Pennsylvania Bio, a trade group for the life sciences sector, is gathering medical innovation and health technology companies for a forum in Philadelphia Wednesday.
Cardiologist Cheryl Pegus, executive vice president for the online wellness company HealthFleet, is joining an afternoon debate about health care innovations that run on smartphones and computer tablets.
“Right now this is an unregulated space,” Pegus said.
In a preview of the “Life Sciences Future” forum, Kerry McDermott said that, right now, it’s hard for hospital CEOs — and consumers — to know really know what works and what doesn’t. One key to sifting the “hype” from the “helpful,” she said, is to look for solutions that have real customers and let doctors do their jobs better.

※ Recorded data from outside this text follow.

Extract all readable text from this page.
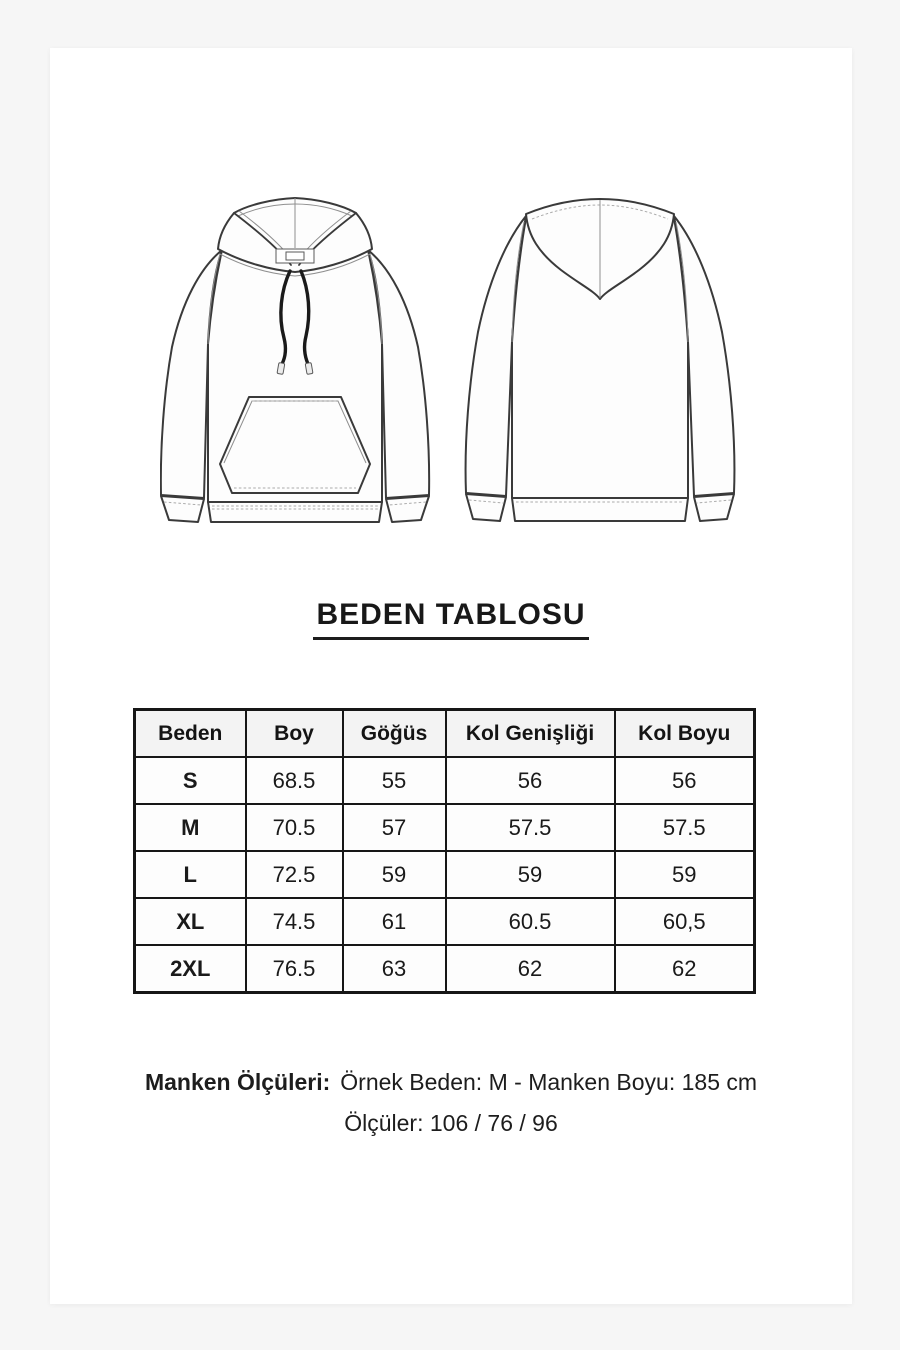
BEDEN TABLOSU
Beden	Boy	Göğüs	Kol Genişliği	Kol Boyu
S	68.5	55	56	56
M	70.5	57	57.5	57.5
L	72.5	59	59	59
XL	74.5	61	60.5	60,5
2XL	76.5	63	62	62
Manken Ölçüleri: Örnek Beden: M - Manken Boyu: 185 cm
Ölçüler: 106 / 76 / 96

“These apps have to be integrated into to the work flow of medicine,” said McDermott, senior director for health care technology policy for West Health.
Tighter oversight is coming soon for some mobile applications.
In September, U.S. Food and Drug Administration officials defined which mobile apps need government approval before they go to market.
Apps such as a hand-held ultrasound machine–or perhaps a cell phone that can track electrical activity in the heart will receive FDA oversight similar to traditional medical devices.
“But not every company has something that’s that specific,” Pegus said. “There are much broader uses for mobile technology.”
“There’s a big difference between your pacemaker malfunctioning versus something like a mobile app that’s maybe just a dietary tracking log,” McDermott said.
At the forum, she’s expecting tough questions about privacy. There are evolving ideas, McDermott says, about what health information is protected and what isn’t.
“You’ve got to draw the line somewhere,” she said. “Do I necessarily want my grocery shopping habits known to people doing data analytics on me to predict a condition that I may or may not have?”